Gozman began by expressing gratitude to Vladimir Putin’s father and “hundreds of thousands of such citizens” who refused “armor” (at the enterprises) and went to the front. After this, the politician declares that Putin’s words about voluntarily sending his father to the front are an attempt to declare that it was not the state that sacrificed its citizens in the name of victory, but that the people themselves voluntarily and knowingly made sacrifices.

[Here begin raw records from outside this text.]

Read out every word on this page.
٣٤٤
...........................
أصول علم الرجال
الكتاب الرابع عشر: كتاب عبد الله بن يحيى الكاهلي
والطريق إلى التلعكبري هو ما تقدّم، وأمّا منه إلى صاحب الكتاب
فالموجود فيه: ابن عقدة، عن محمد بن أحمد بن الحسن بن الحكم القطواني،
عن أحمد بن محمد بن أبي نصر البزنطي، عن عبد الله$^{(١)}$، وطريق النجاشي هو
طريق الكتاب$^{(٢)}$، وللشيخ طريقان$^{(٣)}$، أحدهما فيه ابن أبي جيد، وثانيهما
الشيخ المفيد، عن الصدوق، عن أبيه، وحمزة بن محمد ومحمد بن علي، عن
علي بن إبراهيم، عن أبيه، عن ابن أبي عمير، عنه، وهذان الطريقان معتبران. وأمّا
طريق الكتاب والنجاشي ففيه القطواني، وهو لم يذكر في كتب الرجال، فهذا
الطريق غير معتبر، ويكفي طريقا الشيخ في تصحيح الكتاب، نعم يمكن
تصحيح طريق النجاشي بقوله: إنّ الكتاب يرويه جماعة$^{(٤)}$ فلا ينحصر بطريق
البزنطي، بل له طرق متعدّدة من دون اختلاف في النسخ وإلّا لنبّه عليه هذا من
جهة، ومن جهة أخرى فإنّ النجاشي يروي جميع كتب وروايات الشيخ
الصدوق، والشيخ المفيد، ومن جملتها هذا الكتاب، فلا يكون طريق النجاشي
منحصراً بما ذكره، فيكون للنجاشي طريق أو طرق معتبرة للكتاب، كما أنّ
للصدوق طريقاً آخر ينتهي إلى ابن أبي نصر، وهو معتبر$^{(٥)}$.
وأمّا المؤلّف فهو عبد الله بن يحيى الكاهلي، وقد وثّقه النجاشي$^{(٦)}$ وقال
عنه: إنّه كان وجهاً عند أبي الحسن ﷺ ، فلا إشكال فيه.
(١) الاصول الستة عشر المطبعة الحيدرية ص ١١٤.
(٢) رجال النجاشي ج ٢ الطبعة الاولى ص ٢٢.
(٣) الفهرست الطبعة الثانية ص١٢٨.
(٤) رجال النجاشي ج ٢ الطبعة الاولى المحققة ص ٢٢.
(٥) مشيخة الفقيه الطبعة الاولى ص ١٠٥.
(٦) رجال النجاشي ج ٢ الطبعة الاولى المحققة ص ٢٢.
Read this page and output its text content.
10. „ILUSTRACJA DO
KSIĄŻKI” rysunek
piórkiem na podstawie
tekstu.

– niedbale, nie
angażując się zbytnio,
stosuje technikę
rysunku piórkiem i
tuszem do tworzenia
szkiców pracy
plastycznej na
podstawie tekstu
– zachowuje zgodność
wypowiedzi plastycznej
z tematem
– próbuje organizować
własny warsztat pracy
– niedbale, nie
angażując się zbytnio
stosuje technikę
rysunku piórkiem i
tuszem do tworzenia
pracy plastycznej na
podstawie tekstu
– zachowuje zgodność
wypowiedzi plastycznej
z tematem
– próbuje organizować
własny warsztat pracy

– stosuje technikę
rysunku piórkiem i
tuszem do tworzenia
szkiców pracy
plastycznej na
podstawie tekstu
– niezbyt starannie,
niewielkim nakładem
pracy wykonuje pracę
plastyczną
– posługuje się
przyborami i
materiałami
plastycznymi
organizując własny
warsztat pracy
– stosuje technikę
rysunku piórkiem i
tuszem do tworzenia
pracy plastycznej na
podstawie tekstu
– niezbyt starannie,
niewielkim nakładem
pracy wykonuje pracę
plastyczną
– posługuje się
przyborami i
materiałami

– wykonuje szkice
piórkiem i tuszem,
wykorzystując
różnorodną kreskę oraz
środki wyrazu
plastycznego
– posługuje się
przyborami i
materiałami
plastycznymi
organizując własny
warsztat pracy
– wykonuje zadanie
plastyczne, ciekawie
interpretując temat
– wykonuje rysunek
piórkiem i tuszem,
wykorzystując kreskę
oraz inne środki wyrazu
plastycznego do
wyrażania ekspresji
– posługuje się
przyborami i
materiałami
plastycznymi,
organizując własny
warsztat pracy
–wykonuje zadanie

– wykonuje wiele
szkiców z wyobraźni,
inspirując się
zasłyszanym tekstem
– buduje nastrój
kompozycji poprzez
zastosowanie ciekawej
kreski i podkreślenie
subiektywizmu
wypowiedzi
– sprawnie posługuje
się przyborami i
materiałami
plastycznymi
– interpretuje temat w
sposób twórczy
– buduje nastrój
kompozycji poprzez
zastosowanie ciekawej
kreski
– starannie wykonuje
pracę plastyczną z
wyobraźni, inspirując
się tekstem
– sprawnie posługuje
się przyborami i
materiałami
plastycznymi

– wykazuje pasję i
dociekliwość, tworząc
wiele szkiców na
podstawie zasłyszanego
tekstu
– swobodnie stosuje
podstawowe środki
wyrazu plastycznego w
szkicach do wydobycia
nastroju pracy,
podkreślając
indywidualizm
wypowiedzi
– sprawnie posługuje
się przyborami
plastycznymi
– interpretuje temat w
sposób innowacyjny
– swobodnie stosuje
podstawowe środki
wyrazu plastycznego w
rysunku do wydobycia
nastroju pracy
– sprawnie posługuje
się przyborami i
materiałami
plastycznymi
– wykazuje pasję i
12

Gozman states that the multimillion-dollar loss of the Soviet Union in the war against Nazi Germany “cannot justify the pre-war cooperation of Stalin with Hitler and the expansionism of the USSR in the post-war years.”
In addition, Gozman writes that monstrous losses could have been avoided if, for example, the inhabitants of Leningrad were evacuated.
And Gozman “crowns” his material with the phrase that May 9 does not need salutes, but care for veterans. Apparently, according to Gozman, it is impossible to combine fireworks in honor of the Great Victory with care for veterans ...
As you can see, in his publication, Mr. Gozman decided to try on the tunic of the supreme commander of the times of World War II. Who else, if not Gozman from 2020, should know what the state and the army had to do in 1941 ... Who else, if not Gozman in 2020, should give an assessment to the "expansionism of the USSR" ... The politician is so categorical and decisive, like any mature liberal, precisely because he is in 2020, and the people he talks about made decisions in the 30s and 40s. And where would Leonid Gozman be today, if those decisions were not made, an open question.